Targeting Tumor Necrosis Factor Pathways in Psoriatic Diseases: The Next Step

By M. Elaine Husni, MD, MPH

The Husni Lab is dedicated to advancing discoveries in psoriatic diseases and related comorbidities. Our lab recently received a grant that allows us to focus on a more targeted approach to treatment that may help reduce the signs and symptoms of psoriasis and psoriatic arthritis with fewer side effects. I and co-principal investigator Unnikrishnan M Chandrasekharan, PhD, lead scientist in our lab and staff in the Department of Cellular and Molecular Medicine at Cleveland Clinic’s Lerner Research Institute, are working to define novel disease-specific signaling pathways to allow more precisely targeted anti-tumor necrosis factor (TNF) therapy in psoriatic diseases. Although highly effective in treating psoriatic diseases, the chronic use of anti-TNF therapy can cause unwanted side effects because it also blocks TNF-α, a cytokine important in regulating infection and cancer surveillance.

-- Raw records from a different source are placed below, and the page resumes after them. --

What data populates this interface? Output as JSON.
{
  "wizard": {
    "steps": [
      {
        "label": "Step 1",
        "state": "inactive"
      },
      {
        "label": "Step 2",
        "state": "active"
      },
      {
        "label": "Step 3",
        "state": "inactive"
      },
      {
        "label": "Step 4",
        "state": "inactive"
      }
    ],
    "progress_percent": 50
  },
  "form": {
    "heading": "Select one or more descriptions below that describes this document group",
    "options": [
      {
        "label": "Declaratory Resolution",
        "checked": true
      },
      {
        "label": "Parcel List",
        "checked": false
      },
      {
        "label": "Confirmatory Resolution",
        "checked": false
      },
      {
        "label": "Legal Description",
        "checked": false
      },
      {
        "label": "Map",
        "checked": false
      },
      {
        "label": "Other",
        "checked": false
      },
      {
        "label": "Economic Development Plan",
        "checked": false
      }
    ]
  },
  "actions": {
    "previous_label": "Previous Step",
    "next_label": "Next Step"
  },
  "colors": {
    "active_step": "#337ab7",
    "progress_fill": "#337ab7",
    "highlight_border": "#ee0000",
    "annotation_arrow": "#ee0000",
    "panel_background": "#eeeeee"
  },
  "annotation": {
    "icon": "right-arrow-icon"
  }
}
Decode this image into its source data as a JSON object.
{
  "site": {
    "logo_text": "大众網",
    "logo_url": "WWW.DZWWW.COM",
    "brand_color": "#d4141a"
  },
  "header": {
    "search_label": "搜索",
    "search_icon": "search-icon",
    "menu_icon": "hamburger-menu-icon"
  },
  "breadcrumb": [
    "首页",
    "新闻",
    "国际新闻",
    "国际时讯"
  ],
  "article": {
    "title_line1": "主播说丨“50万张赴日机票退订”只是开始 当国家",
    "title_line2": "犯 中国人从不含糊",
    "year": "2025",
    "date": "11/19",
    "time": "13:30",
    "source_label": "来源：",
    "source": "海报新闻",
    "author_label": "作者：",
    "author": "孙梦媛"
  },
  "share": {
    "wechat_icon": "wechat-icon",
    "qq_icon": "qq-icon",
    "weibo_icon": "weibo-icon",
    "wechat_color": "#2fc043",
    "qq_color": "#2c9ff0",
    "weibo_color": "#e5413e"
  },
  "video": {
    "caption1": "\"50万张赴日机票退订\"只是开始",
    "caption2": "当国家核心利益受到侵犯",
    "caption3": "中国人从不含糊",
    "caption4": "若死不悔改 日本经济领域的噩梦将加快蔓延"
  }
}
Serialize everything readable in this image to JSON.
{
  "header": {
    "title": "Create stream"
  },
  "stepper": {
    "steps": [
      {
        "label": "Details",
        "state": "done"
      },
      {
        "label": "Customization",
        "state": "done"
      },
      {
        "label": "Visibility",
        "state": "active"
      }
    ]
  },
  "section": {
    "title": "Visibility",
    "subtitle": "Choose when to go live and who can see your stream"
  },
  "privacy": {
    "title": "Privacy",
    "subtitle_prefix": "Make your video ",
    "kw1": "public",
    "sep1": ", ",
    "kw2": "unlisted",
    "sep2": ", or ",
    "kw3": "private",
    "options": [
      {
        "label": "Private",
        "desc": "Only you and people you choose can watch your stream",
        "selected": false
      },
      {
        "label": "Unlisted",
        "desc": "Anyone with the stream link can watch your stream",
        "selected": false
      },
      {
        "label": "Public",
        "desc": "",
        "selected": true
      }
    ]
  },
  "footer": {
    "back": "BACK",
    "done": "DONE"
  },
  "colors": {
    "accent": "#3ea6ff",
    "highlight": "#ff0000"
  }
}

Inhibiting TNFR2 to decrease adverse effects

To that end, our lab is focusing on the cell signaling of TNF-α, as its dysregulation plays a significant role in the skin and joint pathology of psoriatic diseases. Current anti-TNF medications act by binding TNF-α in circulation before it binds to its two immune cell surface receptors, TNFR1 and TNFR2, thus preventing the activity of both receptors. By contrast, our work involves selective inhibition of one of the two TNF-α receptors. This approach will still reduce the signs and symptoms of psoriatic diseases while preserving some protective mechanisms of TNF-α.

Our preclinical models using mice genetically engineered to selectively eliminate TNFR1 or TNFR2 receptors responded differently to a chemically induced psoriasis murine model. The findings suggest that specific blockade of TNFR2 may significantly reduce inflammation and ameliorate signs of psoriatic diseases, while also maintaining normal immune response in the host, including the ability to combat infection and cancer.

Furthermore, we know that some patients do not respond to anti-TNF therapies, and our work has shown that this lack of response may be related to a genetic variant of TNFR2, TNFR2-M196R. Our studies will uncover the mechanisms of TNFR2-M196R that link to this reduced response to anti-TNF agents in certain patients.

The newly funded grant allows us to further develop these findings and ultimately test the hypothesis that inactivation of TNFR2 or chemical inhibition of its signaling intermediates will relieve psoriatic inflammation in patients. Our study also tests whether TNFR2-M196R polymorphism does, in fact, reduce a patient’s response to anti-TNF agents. This may help to predict inadequate responders to anti-TNF therapies early on, allowing more personalized approach in treating psoriatic diseases.

The grant

The National Institute of Arthritis and Musculoskeletal and Skin Diseases of the National Institutes of Health awarded our lab a $1.8 million R01 grant for five years to investigate the mechanisms of TNFR2 activation and its impact on psoriatic pathogenesis. We plan to continue our translational work in both murine models and our patient biorepository. Selective targeting of TNFR2 is a novel approach and can be applied to improving the safety and precision of treating a broad range of immune-mediated diseases.

Dr. Husni is Director of the Arthritis and Musculoskeletal Center in the Department of Rheumatic and Immunologic Diseases and Cleveland Clinic’s Psoriatic Disease Biobank.